Saturday, December 25, 2010

Stupid ways to increase health care cost. A true story.

Health care is expensive.  It is arguably much to expensive.  Here's a true story showing some of the foolish reasons it to expensive.

Day 1 - Call pharmacy to get prescription refilled.  CVS has a generally good prescription refill automated system.  Unfortunately, after asking for a refill I pressed 2 instead of 1 and got an IVR script to refill another prescription.  No way out of IVR script except 3, talk to a pharmacist.  Choose 3, talk to pharmacist who gladly helps.  Dear CVS Common Sense thinks it's DUMB not to have a go back option on your IVR menus.  Extra cost of prescription refill, one pharmacist conversation.

Day 1, later - Go to CVS to pick up prescription.  Not there.  Talk to pharmacist again.  Pharmacist says insurance won't cover until tomorrow.  Prescription has 1 refill every 30 days.  Prescription dated 24th of last month.  It's now 24th of this month.  That's actually 31 days since November has 31 days.  Pharmacist agrees but it seems that prescription wasn't picked up until 25th of November, never mind that it's still been 30 days, insurance says no. Pharmacist says phone it in on the 25th.  Dear insurance company, Blue Cross Blue Shield Ma, days are days not dates.  BTW, what does the pickup date have to do with the prescription date.  Dumb to reduce your cost at the expense of system cost.  Extra cost of prescription refill, another pharmacist conversation.

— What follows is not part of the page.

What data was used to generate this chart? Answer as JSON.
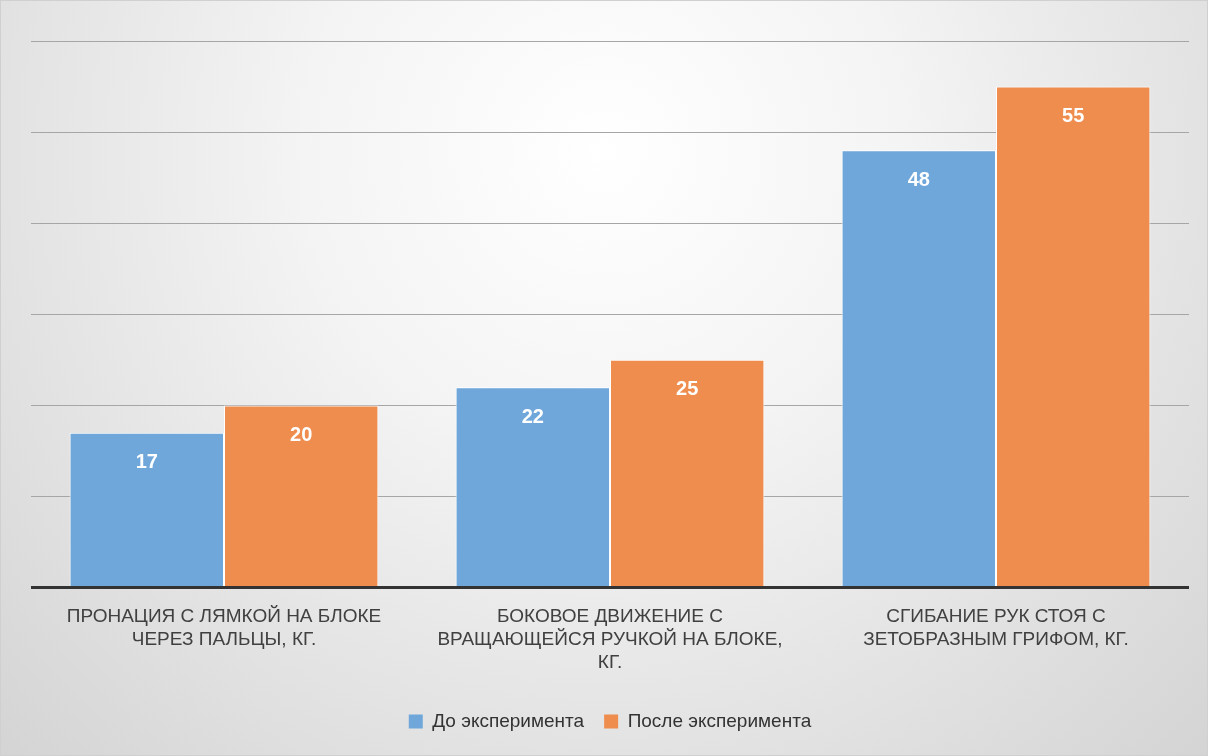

Day 2 - Phone CVS and order prescription again.  Manage to hit 2 not 1.  Extra cost of prescription refill, additional IVR interaction.

Day 2 later - Pick up prescription interacting again with pharmacist.

So the insurance company optimized their cost by screwing me, happily I don't take the med every day so days vs date not an issue.  Along the way, the insurance companies inflexible policy, we're talking 24 hours here folks, actually since it was 4PM when I went to pick up the prescription we're really talking 12 hours, lead to 1 additional lengthy human interaction, 1 additional IVR interaction, and 1 short human interaction.

This is NOT efficient.  It's a case study in how one parties optimization actually increases cost.  Dumb, just plain dumb.  So thinks Common Sense.